Historical Bitcoin/Gold trend with RSI indicator below

In 2015, at the end of a bear market, Bitcoin’s RSI relative to gold fell below 30, leading to a super bull run in 2016-2017.
In 2018, during a bear market, Bitcoin dropped over 40%, while gold rose nearly 6%. After RSI fell below 30, Bitcoin rebounded from its 2020 lows by over 770%.
In 2022, during a bear market, Bitcoin fell nearly 60%. After RSI dropped below 30, Bitcoin rebounded again, outperforming gold.
Since late 2025, we are witnessing the fourth occurrence of this historic oversold signal. Gold surged 64% in 2025, and Bitcoin’s RSI relative to gold again entered the oversold zone.
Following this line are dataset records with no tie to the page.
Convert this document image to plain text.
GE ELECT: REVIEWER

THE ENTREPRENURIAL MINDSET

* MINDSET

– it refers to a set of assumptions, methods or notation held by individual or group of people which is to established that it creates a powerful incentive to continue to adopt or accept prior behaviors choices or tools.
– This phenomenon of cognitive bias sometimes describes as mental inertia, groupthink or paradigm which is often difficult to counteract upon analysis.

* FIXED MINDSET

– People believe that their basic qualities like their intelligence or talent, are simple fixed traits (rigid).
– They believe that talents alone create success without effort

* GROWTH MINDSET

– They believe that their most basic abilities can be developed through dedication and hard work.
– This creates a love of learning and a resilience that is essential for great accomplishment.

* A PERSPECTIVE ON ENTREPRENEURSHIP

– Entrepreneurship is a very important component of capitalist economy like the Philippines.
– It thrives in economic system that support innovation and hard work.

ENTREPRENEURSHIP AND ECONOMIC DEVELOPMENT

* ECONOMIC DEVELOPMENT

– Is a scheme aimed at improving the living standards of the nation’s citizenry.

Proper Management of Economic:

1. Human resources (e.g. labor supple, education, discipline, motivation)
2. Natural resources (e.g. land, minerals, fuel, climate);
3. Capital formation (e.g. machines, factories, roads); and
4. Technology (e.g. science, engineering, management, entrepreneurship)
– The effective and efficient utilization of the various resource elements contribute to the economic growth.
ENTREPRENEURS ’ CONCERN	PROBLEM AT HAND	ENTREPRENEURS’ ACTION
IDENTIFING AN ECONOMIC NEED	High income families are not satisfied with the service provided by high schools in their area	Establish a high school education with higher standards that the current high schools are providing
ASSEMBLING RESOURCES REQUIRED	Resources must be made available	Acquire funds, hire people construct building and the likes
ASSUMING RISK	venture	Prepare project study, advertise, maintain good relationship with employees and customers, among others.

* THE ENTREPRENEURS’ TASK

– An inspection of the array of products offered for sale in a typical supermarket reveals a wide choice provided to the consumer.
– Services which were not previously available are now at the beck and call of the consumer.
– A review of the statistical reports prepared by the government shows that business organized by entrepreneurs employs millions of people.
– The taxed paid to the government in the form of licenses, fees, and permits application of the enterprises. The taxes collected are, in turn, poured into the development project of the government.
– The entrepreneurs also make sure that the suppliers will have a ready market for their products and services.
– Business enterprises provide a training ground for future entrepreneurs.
Can we still chase other assets higher?
Amid the “ABC” hype, selling off crypto assets easily to chase what currently seem to be more prosperous markets could be a dangerous decision.
When US small-cap stocks start leading the rally, historically, it’s often the last exuberance before liquidity dries up at the end of a bull cycle. The Russell 2000 has gained over 45% since its 2025 lows, but most of its constituent stocks have weak profitability and are highly sensitive to interest rate changes. If the Fed’s monetary policy turns out to be less dovish than expected, these vulnerabilities will be exposed quickly.
Second, the frenzy around AI is showing typical bubble characteristics. Whether it’s Deutsche Bank’s survey or Ray Dalio’s warning, AI bubble risks are considered the biggest market threat in 2026.
Valuations of star companies like Nvidia and Palantir have reached historic highs, but whether their profit growth can sustain such valuations is increasingly questioned. Deeper risks include AI’s massive energy consumption potentially triggering new inflation pressures, forcing central banks to tighten monetary policy and bursting asset bubbles.
According to a January survey by Bank of America fund managers, global investor optimism has hit a new high since July 2021, with growth expectations soaring. Cash holdings have fallen to a record low of 3.2%, and hedging measures against market corrections are at their lowest since January 2018.
On one side, wildly rising sovereign assets and generally optimistic investor sentiment; on the other, escalating geopolitical conflicts.
In this context, Bitcoin’s “stagnation” is not simply “underperforming the market.” It’s more like a clear signal—an early warning of larger risks ahead, and a buildup for a broader narrative shift.
For true long-term believers, this is the moment to test their convictions, resist temptations, and prepare for upcoming crises and opportunities.